Williamson’s record also came under scrutiny, including not only some of her weird tweets but also some of her questionable advice on weight loss and seeming suggestions that mental illness can be addressed through spirituality instead of medical treatment. (Her campaign has said that Williamson believes Western medicine should come first and she would “never tell anybody to get off their medication.”) On the campaign trail, Williamson’s comments about vaccines were also scrutinized after she called mandatory vaccines “draconian” and “Orwellian” at a campaign stop. She later walked back the comments and said that “many vaccines are important and save lives,” though she understands the skepticism around drugs “rushed to market by Big Pharma.”

Williamson and her supporters cried foul in July when Vogue published a story on all of the women in the Democratic primary race — except for her.
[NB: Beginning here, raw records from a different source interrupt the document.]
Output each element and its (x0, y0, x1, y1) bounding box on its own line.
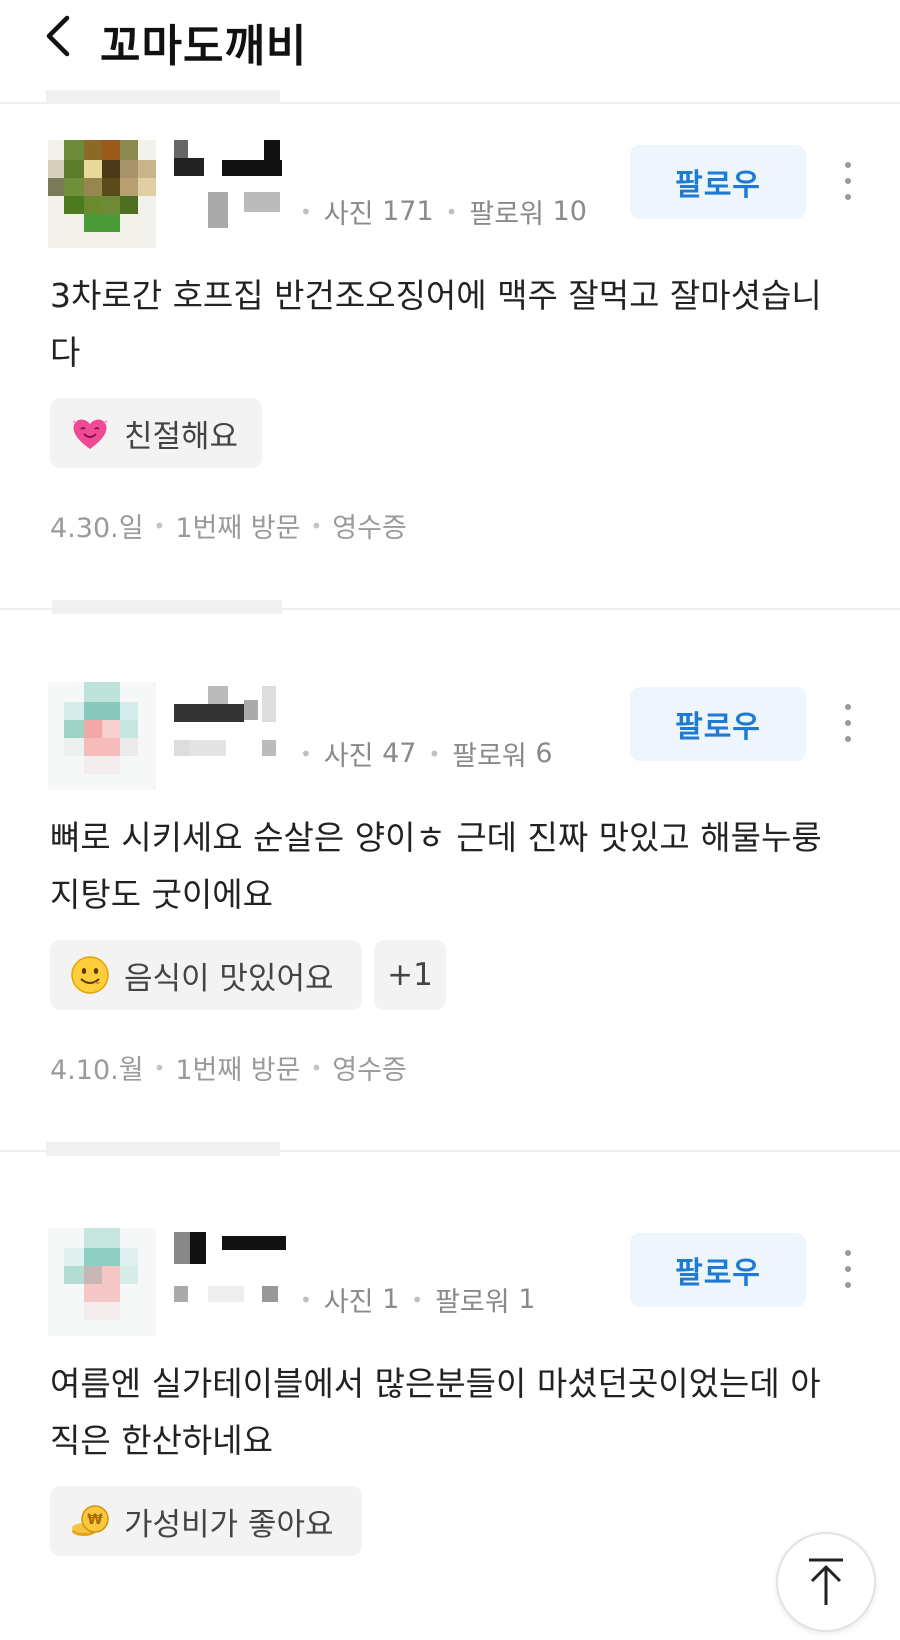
back-button[interactable] (38, 8, 78, 64)
top-bar: 꼬마도깨비 (0, 0, 900, 104)
svg-text:₩: ₩ (87, 1512, 103, 1528)
visit-meta: 4.10.월 • 1번째 방문 • 영수증 (50, 1055, 407, 1086)
keyword-tag: 음식이 맛있어요 (50, 940, 362, 1010)
review-card: • 사진 1 • 팔로워 1 팔로우 여름엔 실가테이블에서 많은분들이 마셨던… (0, 1192, 900, 1640)
review-text: 뼈로 시키세요 순살은 양이ㅎ 근데 진짜 맛있고 해물누룽지탕도 굿이에요 (50, 818, 822, 914)
heart-smile-icon (72, 419, 108, 449)
review-text: 3차로간 호프집 반건조오징어에 맥주 잘먹고 잘마셧습니다 (50, 276, 822, 372)
review-card: • 사진 47 • 팔로워 6 팔로우 뼈로 시키세요 순살은 양이ㅎ 근데 진… (0, 646, 900, 1150)
avatar[interactable] (48, 1228, 156, 1336)
user-stats: • 사진 47 • 팔로워 6 (300, 738, 553, 772)
scroll-top-button[interactable] (776, 1532, 876, 1632)
blurred-strip (52, 600, 282, 614)
yum-face-icon (71, 956, 109, 994)
visit-meta: 4.30.일 • 1번째 방문 • 영수증 (50, 513, 407, 544)
keyword-tag: ₩ 가성비가 좋아요 (50, 1486, 362, 1556)
coin-icon: ₩ (72, 1505, 109, 1536)
more-tags-badge[interactable]: +1 (374, 940, 446, 1010)
keyword-tag: 친절해요 (50, 398, 262, 468)
user-stats: • 사진 1 • 팔로워 1 (300, 1284, 536, 1318)
follow-button[interactable]: 팔로우 (630, 687, 806, 761)
follow-button[interactable]: 팔로우 (630, 145, 806, 219)
arrow-up-icon (809, 1558, 843, 1605)
blurred-strip (46, 90, 280, 102)
user-stats: • 사진 171 • 팔로워 10 (300, 196, 587, 230)
review-text: 여름엔 실가테이블에서 많은분들이 마셨던곳이었는데 아직은 한산하네요 (50, 1364, 821, 1460)
follow-button[interactable]: 팔로우 (630, 1233, 806, 1307)
avatar[interactable] (48, 140, 156, 248)
page-title: 꼬마도깨비 (100, 21, 308, 72)
more-vertical-icon[interactable] (836, 698, 860, 748)
review-card: • 사진 171 • 팔로워 10 팔로우 3차로간 호프집 반건조오징어에 맥… (0, 104, 900, 608)
chevron-left-icon (46, 15, 70, 57)
blurred-strip (46, 1142, 280, 1156)
more-vertical-icon[interactable] (836, 1244, 860, 1294)
more-vertical-icon[interactable] (836, 156, 860, 206)
avatar[interactable] (48, 682, 156, 790)
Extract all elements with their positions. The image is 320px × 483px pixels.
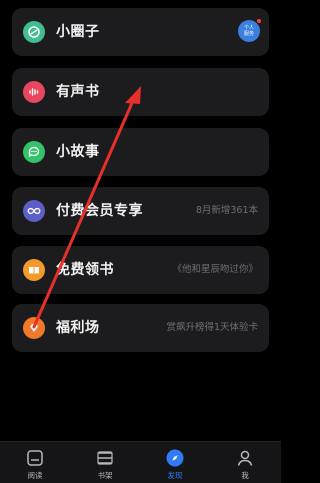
entry-label: 免费领书: [56, 262, 114, 278]
diamond-icon: [23, 317, 45, 339]
tab-label: 阅读: [27, 471, 43, 480]
entry-short-story[interactable]: 小故事: [12, 128, 269, 176]
chat-bubble-icon: [23, 141, 45, 163]
entry-label: 有声书: [56, 84, 100, 100]
tab-label: 我: [241, 471, 249, 480]
notification-dot: [256, 18, 262, 24]
entry-subtext: 赏飙升榜得1天体验卡: [166, 322, 258, 333]
tab-discover[interactable]: 发现: [140, 442, 210, 483]
tab-label: 书架: [97, 471, 113, 480]
bottom-tab-bar: 阅读 书架 发现 我: [0, 441, 281, 483]
open-book-icon: [23, 259, 45, 281]
tab-label: 发现: [167, 471, 183, 480]
tab-bookshelf[interactable]: 书架: [70, 442, 140, 483]
entry-label: 付费会员专享: [56, 203, 143, 219]
entry-audiobook[interactable]: 有声书: [12, 68, 269, 116]
entry-subtext: 8月新增361本: [195, 205, 258, 216]
entry-label: 小圈子: [56, 24, 100, 40]
avatar-text: 个人 服务: [243, 25, 254, 37]
entry-circle[interactable]: 小圈子 个人 服务: [12, 8, 269, 56]
tab-me[interactable]: 我: [210, 442, 280, 483]
compass-icon: [166, 449, 184, 467]
bookshelf-icon: [97, 451, 113, 465]
entry-label: 福利场: [56, 320, 100, 336]
audio-wave-icon: [23, 81, 45, 103]
entry-free-books[interactable]: 免费领书 《他和星辰吻过你》: [12, 246, 269, 294]
entry-welfare[interactable]: 福利场 赏飙升榜得1天体验卡: [12, 304, 269, 352]
infinity-icon: [23, 200, 45, 222]
entry-vip-exclusive[interactable]: 付费会员专享 8月新增361本: [12, 187, 269, 235]
tab-read[interactable]: 阅读: [0, 442, 70, 483]
read-icon: [27, 450, 43, 466]
user-icon: [237, 450, 253, 466]
circle-icon: [23, 21, 45, 43]
entry-label: 小故事: [56, 144, 100, 160]
entry-subtext: 《他和星辰吻过你》: [172, 264, 258, 275]
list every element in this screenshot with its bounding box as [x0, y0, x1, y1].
She later photoshopped herself into a picture from the story.

This isn’t Williamson’s first political loss — she made an unsuccessful run for Congress in 2014 — and her regular business will surely keep plugging along. (She’s definitely seen a boost to her public profile.) In an interview with SiriusXM in September, Williamson did not rule out another potential congressional bid.

Marianne may be gone from the 2020 race, but she’s not forgotten. Nor are the memes.

And Williamson, staying true to form, closed her campaign suspension message as you would expect: “A politics of conscience is still yet possible. And yes … love will prevail.”